Figure 3: (a) Static communication between the source in Group 0 and destination in Group 3. (b) Illustration of reconfiguration between Groups 0 and 3 using partial waveguides from layers 0 and 1.

### **FAULT TOLERANCE**

Fault tolerance allows data from a faulty channel to be switched to an adjacent layer that communicates with the same destination. Figure 4 shows an example of how fault tolerance is implemented.



Figure 4: Fault tolerance in R-3PO.

### RESULTS

Figure 5 shows the performance results for R-3PO compared to leading electrical (mesh & flattened butterfly) and optical (Corona, Firefly & MPNoC) networks.
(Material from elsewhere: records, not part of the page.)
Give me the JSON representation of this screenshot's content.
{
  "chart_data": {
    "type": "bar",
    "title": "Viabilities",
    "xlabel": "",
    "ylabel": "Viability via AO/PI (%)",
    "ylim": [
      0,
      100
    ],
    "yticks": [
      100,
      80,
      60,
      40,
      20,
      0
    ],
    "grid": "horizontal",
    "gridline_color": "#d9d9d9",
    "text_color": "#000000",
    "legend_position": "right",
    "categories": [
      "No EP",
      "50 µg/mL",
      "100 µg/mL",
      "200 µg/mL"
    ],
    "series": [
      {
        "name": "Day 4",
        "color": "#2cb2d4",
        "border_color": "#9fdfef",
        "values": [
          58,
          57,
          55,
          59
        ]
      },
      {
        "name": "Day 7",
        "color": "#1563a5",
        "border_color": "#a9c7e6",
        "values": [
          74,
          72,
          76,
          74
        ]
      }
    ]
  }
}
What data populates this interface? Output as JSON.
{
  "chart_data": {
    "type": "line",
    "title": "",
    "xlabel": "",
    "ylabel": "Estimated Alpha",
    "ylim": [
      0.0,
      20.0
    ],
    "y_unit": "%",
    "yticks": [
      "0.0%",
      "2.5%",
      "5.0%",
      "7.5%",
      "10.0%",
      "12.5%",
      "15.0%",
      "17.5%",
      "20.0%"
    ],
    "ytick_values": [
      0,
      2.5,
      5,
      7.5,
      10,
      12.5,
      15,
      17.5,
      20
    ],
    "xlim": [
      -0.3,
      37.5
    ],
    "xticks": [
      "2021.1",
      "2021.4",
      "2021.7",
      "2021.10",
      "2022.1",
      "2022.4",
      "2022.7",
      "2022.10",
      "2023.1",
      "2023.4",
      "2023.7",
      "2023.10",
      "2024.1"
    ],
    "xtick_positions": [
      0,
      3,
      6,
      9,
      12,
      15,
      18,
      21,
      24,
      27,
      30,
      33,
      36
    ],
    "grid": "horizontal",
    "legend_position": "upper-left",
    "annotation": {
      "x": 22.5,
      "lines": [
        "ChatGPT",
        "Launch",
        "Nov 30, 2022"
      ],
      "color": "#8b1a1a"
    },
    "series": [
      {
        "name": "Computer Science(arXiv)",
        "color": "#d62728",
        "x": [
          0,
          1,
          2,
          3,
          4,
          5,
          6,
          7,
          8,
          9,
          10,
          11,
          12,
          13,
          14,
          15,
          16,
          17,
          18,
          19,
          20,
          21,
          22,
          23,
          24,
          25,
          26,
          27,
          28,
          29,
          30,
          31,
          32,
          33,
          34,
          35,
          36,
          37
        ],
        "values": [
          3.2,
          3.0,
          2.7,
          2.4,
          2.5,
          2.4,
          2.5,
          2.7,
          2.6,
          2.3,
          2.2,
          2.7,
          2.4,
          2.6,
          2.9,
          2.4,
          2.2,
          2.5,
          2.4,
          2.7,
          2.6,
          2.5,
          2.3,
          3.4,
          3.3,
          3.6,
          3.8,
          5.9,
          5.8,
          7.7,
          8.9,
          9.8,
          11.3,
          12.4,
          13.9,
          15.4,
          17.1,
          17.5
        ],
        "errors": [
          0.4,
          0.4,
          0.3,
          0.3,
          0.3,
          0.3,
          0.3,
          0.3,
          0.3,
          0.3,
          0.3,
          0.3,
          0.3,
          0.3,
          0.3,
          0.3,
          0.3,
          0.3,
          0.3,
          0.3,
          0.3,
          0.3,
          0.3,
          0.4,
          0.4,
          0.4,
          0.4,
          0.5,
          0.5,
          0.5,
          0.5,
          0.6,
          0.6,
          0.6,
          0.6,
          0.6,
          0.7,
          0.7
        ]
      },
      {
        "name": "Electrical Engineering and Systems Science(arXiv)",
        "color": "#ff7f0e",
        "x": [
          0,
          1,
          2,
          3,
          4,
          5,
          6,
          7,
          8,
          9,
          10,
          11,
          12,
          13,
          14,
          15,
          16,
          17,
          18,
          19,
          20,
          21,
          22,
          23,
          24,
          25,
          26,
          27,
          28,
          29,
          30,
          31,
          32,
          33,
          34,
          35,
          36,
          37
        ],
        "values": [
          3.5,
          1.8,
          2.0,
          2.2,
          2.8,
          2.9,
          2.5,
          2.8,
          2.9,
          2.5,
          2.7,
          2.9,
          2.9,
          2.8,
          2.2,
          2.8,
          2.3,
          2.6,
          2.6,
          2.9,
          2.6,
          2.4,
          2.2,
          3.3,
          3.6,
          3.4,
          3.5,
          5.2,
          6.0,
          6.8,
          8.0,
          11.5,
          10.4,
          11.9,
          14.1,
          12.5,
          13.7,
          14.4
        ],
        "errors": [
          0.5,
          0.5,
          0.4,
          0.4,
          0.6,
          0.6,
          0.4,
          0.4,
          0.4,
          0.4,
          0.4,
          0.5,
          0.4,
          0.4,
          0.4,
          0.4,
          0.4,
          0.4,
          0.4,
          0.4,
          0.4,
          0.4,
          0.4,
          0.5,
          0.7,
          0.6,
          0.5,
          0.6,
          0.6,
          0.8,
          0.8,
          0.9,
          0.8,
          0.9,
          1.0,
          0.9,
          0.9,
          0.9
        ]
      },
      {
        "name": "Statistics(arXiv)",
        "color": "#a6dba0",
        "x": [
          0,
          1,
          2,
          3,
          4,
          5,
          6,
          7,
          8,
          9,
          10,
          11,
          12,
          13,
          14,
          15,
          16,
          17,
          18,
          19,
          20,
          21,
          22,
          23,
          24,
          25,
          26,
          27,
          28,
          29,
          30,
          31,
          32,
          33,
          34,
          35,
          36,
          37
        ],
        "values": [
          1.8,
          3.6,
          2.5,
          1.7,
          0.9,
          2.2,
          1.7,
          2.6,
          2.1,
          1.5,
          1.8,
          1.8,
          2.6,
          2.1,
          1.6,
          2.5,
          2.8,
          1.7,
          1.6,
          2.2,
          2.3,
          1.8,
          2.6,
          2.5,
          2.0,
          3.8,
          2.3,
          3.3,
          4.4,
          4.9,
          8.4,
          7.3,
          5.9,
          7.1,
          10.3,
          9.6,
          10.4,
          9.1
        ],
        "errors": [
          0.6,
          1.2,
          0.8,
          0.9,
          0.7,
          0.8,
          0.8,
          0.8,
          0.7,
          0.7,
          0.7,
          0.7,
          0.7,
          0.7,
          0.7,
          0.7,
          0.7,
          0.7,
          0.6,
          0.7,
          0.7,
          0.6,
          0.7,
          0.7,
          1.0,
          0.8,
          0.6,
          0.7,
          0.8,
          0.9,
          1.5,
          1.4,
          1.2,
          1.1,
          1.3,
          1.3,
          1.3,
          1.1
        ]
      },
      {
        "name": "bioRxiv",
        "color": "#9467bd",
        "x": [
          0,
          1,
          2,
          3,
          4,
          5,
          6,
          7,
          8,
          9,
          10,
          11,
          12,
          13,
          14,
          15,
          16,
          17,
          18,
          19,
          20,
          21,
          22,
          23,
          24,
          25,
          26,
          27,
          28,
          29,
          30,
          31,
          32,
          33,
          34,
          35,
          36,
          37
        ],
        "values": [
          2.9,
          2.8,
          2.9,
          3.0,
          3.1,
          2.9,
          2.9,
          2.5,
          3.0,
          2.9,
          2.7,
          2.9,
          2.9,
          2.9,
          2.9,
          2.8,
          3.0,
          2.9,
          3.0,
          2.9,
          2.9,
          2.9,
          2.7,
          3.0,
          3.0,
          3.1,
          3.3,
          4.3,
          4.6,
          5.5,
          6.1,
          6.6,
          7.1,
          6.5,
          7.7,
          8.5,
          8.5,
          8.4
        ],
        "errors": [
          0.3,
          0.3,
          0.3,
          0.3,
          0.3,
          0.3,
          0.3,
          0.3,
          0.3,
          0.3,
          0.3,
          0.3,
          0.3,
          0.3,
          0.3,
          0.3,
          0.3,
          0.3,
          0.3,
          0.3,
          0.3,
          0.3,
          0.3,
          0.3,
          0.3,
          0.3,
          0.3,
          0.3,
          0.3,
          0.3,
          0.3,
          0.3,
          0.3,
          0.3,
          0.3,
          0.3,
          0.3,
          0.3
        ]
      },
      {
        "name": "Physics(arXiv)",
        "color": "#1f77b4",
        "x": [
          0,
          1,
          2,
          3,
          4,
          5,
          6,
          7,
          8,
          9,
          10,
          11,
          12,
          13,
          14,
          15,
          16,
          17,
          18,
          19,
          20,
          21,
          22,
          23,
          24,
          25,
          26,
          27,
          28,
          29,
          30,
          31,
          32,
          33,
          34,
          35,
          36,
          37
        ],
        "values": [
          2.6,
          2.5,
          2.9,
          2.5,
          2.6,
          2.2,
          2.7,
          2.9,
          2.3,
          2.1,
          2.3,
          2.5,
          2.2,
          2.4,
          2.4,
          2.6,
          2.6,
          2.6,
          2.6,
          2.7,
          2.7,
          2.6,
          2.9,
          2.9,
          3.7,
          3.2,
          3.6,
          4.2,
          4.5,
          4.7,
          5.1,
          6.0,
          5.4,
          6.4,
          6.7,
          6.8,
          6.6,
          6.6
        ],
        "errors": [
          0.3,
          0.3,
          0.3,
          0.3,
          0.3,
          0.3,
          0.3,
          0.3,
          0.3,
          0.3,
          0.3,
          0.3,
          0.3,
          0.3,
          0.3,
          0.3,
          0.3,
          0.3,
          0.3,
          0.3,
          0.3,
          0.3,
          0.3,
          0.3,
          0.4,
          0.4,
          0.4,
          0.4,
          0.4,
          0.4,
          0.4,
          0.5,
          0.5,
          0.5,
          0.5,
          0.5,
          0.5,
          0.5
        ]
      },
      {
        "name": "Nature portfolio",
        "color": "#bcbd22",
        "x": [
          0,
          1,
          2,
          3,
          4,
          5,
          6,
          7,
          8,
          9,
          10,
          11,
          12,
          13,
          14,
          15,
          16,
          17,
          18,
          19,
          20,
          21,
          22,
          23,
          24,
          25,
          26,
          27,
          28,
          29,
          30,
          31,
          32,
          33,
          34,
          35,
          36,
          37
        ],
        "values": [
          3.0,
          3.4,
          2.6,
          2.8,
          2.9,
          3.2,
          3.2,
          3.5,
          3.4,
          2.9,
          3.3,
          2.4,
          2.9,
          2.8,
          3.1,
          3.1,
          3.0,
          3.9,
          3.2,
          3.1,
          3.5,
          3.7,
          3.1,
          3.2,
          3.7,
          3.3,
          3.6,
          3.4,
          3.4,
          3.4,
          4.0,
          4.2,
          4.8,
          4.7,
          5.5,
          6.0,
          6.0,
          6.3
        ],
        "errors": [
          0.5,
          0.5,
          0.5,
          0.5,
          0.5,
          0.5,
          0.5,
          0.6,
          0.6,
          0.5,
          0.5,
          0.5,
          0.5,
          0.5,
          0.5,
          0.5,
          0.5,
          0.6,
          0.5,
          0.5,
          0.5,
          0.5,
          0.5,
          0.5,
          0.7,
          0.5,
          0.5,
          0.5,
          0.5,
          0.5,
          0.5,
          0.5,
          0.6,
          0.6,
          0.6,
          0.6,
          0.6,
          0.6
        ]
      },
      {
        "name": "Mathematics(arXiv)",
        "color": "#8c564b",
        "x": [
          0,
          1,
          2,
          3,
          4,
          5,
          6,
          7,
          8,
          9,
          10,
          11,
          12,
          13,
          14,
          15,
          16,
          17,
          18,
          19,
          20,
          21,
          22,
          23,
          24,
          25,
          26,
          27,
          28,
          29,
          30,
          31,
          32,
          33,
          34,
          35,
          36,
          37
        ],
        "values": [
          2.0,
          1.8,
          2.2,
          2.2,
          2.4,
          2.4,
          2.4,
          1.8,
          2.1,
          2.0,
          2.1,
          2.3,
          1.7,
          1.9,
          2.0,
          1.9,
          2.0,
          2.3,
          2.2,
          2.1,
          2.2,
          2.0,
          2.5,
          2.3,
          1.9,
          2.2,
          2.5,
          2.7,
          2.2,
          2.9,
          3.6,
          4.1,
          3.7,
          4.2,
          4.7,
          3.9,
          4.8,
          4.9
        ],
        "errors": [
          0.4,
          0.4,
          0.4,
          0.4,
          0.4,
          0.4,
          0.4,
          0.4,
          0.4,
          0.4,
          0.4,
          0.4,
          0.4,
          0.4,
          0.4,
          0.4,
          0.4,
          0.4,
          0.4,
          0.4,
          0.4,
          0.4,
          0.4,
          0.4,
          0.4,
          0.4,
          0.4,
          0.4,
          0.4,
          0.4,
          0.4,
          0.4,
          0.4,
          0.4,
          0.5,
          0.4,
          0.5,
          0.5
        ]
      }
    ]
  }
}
In Figure 5(a), R-3PO is one of the most power efficient topology with 36% less power than mesh. In Figure 5(b), R-3PO is the most performing network with a 2.5x increase over mesh. In Figure 5(c), R-3PO has the best energy-delay product.





Figure 5: (a) Energy per bit, (b) performance results including degrade in performance from percentage of faults, and (c) energy-per bit results.

# **REFERENCES**

[1] Vantrease et. al., "Corona: System implications of emerging nanophotonic technology," in Proceedings of the 35th International Symposium on Computer Architecture, June 2008.
[2] Y. Pan and et. al., "Firefly: Illuminating future network-on-chip with nanophotonics," in the Proceedings of the 36th Annual International Symposium on Computer Architecture, 2009.
[3] X. Zhang and A. Louri, "A multilayer nanophotonic interconnection network for on-chip many-core communications," in Proceedings of the Design and Automation Conference, 2010.